In an astonishing bit of a security mishap, OnePlus was discovered to have unintentionally left a backdoor in its phones. The backdoor can provide easy root-level access without having to open the bootloader.
The list of affected phones includes the recent OnePlus 5, though older phones are affected too. The exploit was found by mobile security researcher Robert Baptiste, also known as Elliot Alderson.
Need Physical Access to Phone
The only saving grace here is the fact that the hacker needs to physically get their hands on your phone in order to use this backdoor. Qualcomm has a testing app called Engineer Mode which can allow changes to be made via the backdoor. Before that, USB debugging needs to be toggled on, which is kept off by default.

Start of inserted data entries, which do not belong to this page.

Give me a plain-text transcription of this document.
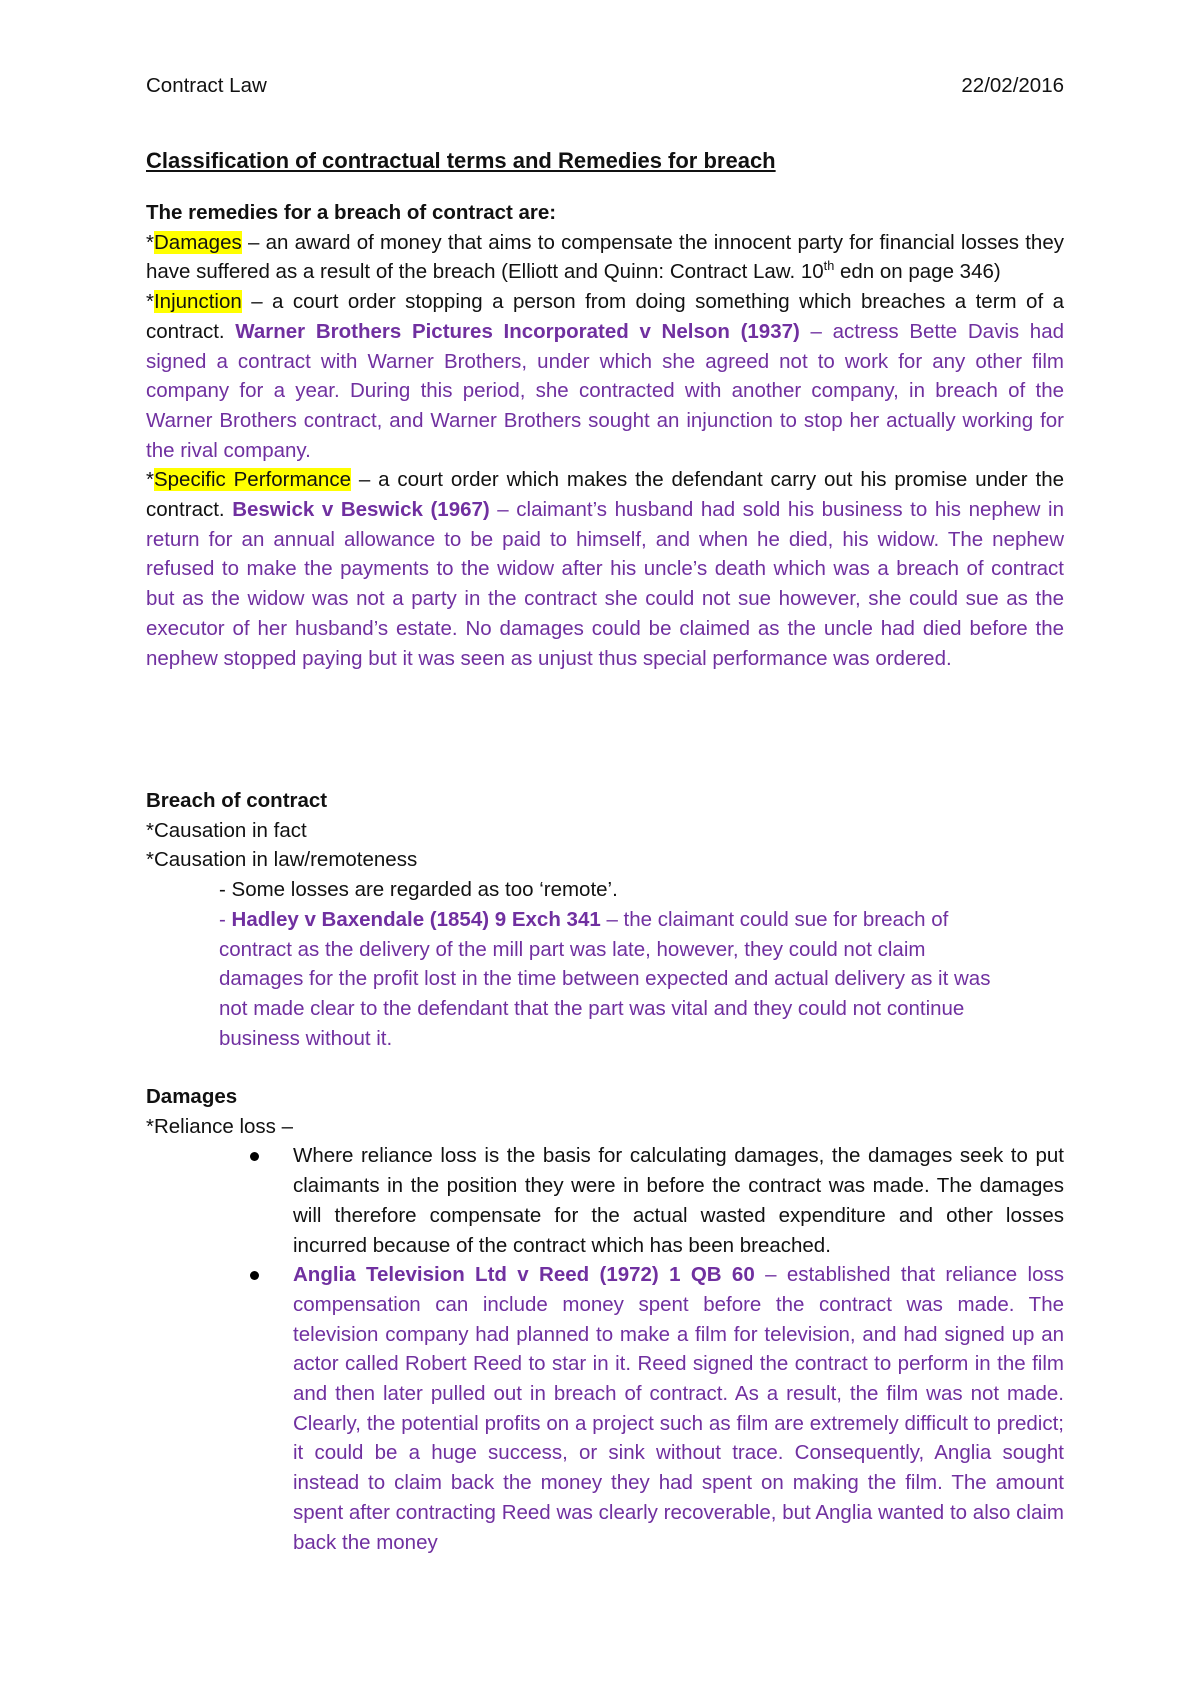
Contract Law	22/02/2016
Classification of contractual terms and Remedies for breach

The remedies for a breach of contract are:

*Damages – an award of money that aims to compensate the innocent party for financial losses they have suffered as a result of the breach (Elliott and Quinn: Contract Law. 10th edn on page 346)

*Injunction – a court order stopping a person from doing something which breaches a term of a contract. Warner Brothers Pictures Incorporated v Nelson (1937) – actress Bette Davis had signed a contract with Warner Brothers, under which she agreed not to work for any other film company for a year. During this period, she contracted with another company, in breach of the Warner Brothers contract, and Warner Brothers sought an injunction to stop her actually working for the rival company.

*Specific Performance – a court order which makes the defendant carry out his promise under the contract. Beswick v Beswick (1967) – claimant’s husband had sold his business to his nephew in return for an annual allowance to be paid to himself, and when he died, his widow. The nephew refused to make the payments to the widow after his uncle’s death which was a breach of contract but as the widow was not a party in the contract she could not sue however, she could sue as the executor of her husband’s estate. No damages could be claimed as the uncle had died before the nephew stopped paying but it was seen as unjust thus special performance was ordered.

Breach of contract

*Causation in fact

*Causation in law/remoteness

- Some losses are regarded as too ‘remote’.

- Hadley v Baxendale (1854) 9 Exch 341 – the claimant could sue for breach of contract as the delivery of the mill part was late, however, they could not claim damages for the profit lost in the time between expected and actual delivery as it was not made clear to the defendant that the part was vital and they could not continue business without it.

Damages

*Reliance loss –

Where reliance loss is the basis for calculating damages, the damages seek to put claimants in the position they were in before the contract was made. The damages will therefore compensate for the actual wasted expenditure and other losses incurred because of the contract which has been breached.
Anglia Television Ltd v Reed (1972) 1 QB 60 – established that reliance loss compensation can include money spent before the contract was made. The television company had planned to make a film for television, and had signed up an actor called Robert Reed to star in it. Reed signed the contract to perform in the film and then later pulled out in breach of contract. As a result, the film was not made. Clearly, the potential profits on a project such as film are extremely difficult to predict; it could be a huge success, or sink without trace. Consequently, Anglia sought instead to claim back the money they had spent on making the film. The amount spent after contracting Reed was clearly recoverable, but Anglia wanted to also claim back the money
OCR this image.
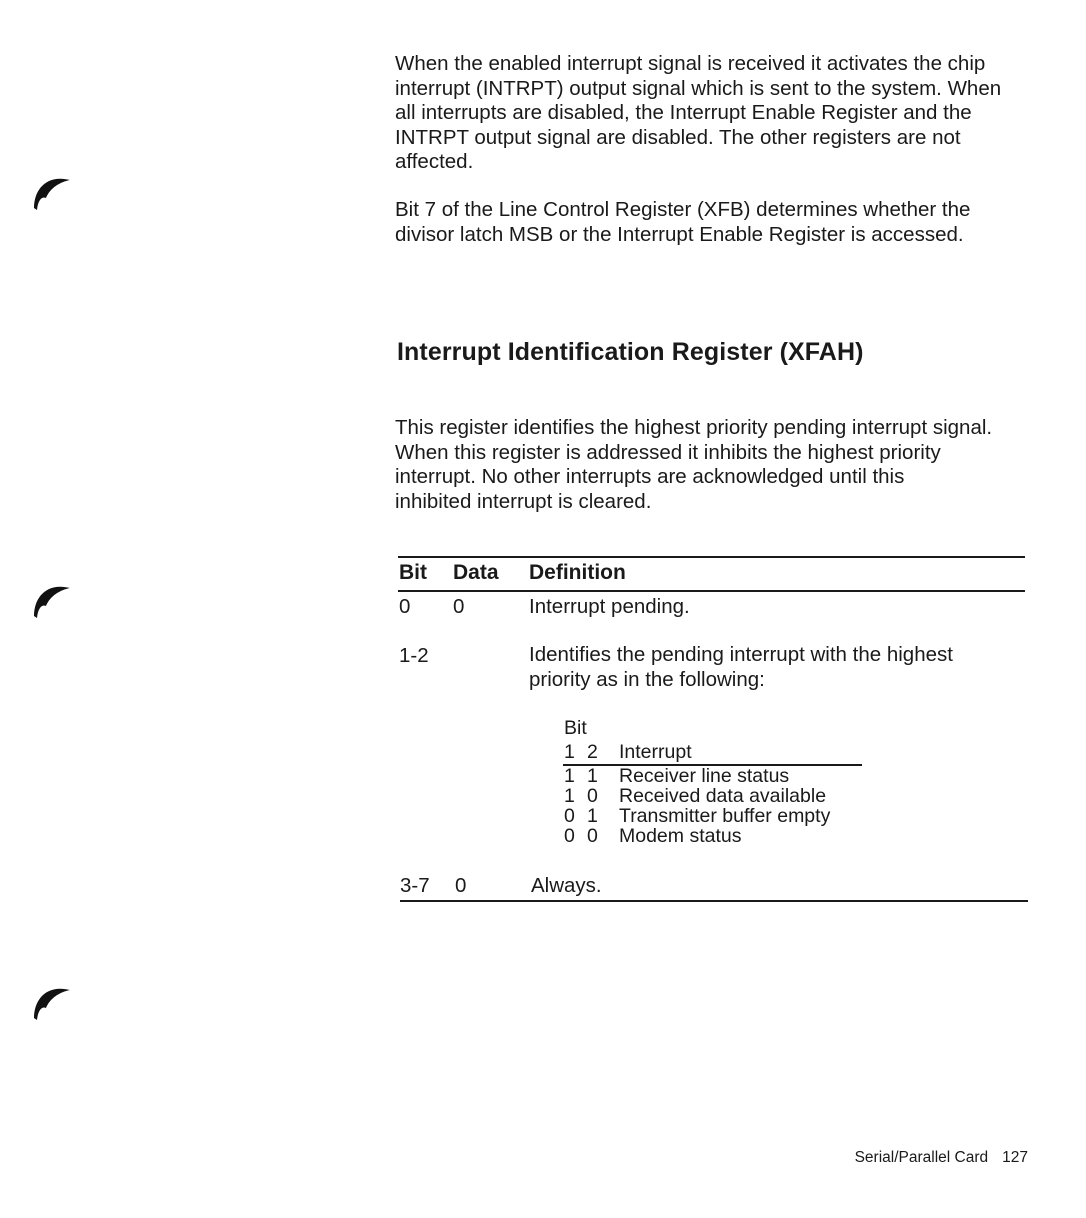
When the enabled interrupt signal is received it activates the chip
interrupt (INTRPT) output signal which is sent to the system. When
all interrupts are disabled, the Interrupt Enable Register and the
INTRPT output signal are disabled. The other registers are not
affected.

Bit 7 of the Line Control Register (XFB) determines whether the
divisor latch MSB or the Interrupt Enable Register is accessed.

Interrupt Identification Register (XFAH)

This register identifies the highest priority pending interrupt signal.
When this register is addressed it inhibits the highest priority
interrupt. No other interrupts are acknowledged until this
inhibited interrupt is cleared.

Bit Data Definition
0 0	Interrupt pending.
1-2	Identifies the pending interrupt with the highest
priority as in the following:
Bit
1 2 Interrupt
1 1 Receiver line status
1 0 Received data available
0 1 Transmitter buffer empty
0 0 Modem status
3-7 0	Always.
Serial/Parallel Card 127
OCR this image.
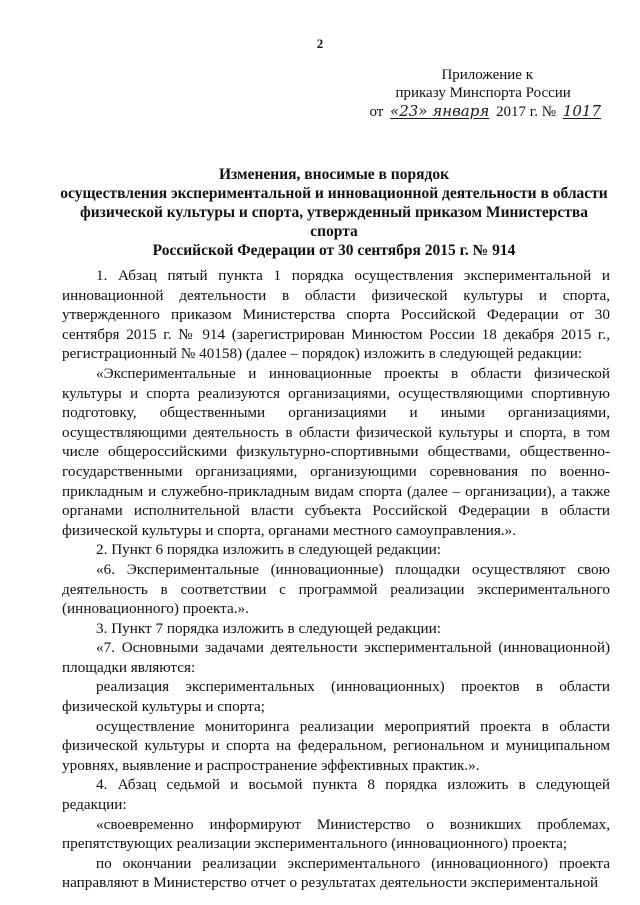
2
Приложение к
приказу Минспорта России
от «23» января 2017 г. № 1017
Изменения, вносимые в порядок
осуществления экспериментальной и инновационной деятельности в области
физической культуры и спорта, утвержденный приказом Министерства спорта
Российской Федерации от 30 сентября 2015 г. № 914

1. Абзац пятый пункта 1 порядка осуществления экспериментальной и инновационной деятельности в области физической культуры и спорта, утвержденного приказом Министерства спорта Российской Федерации от 30 сентября 2015 г. № 914 (зарегистрирован Минюстом России 18 декабря 2015 г., регистрационный № 40158) (далее – порядок) изложить в следующей редакции:

«Экспериментальные и инновационные проекты в области физической культуры и спорта реализуются организациями, осуществляющими спортивную подготовку, общественными организациями и иными организациями, осуществляющими деятельность в области физической культуры и спорта, в том числе общероссийскими физкультурно-спортивными обществами, общественно-государственными организациями, организующими соревнования по военно-прикладным и служебно-прикладным видам спорта (далее – организации), а также органами исполнительной власти субъекта Российской Федерации в области физической культуры и спорта, органами местного самоуправления.».

2. Пункт 6 порядка изложить в следующей редакции:

«6. Экспериментальные (инновационные) площадки осуществляют свою деятельность в соответствии с программой реализации экспериментального (инновационного) проекта.».

3. Пункт 7 порядка изложить в следующей редакции:

«7. Основными задачами деятельности экспериментальной (инновационной) площадки являются:

реализация экспериментальных (инновационных) проектов в области физической культуры и спорта;

осуществление мониторинга реализации мероприятий проекта в области физической культуры и спорта на федеральном, региональном и муниципальном уровнях, выявление и распространение эффективных практик.».

4. Абзац седьмой и восьмой пункта 8 порядка изложить в следующей редакции:

«своевременно информируют Министерство о возникших проблемах, препятствующих реализации экспериментального (инновационного) проекта;

по окончании реализации экспериментального (инновационного) проекта направляют в Министерство отчет о результатах деятельности экспериментальной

Still, after getting hands on your phone, very little is required to track the phone and steal valuable data. It practically opens access to anything found within the operating system of the phone. Baptiste isn’t closing down the rumors of certain apps getting access to the backdoor, either.
“While we don’t see this as a major security issue, we understand that users may still have concerns.” OnePlus said in a statement.
Fix Coming Soon
OnePlus is reportedly fixing the issue, which should happen whenever the next update hits the phones. The Engineering Mode might be going away soon, or might have its access level reduced through the app.
It is far from the first security-related issue OnePlus users have faced; recently the company was found to be collecting large amounts of data from its users. Both issues will damage OnePlus’s image in the eyes of security conscious people and OnePlus users in general.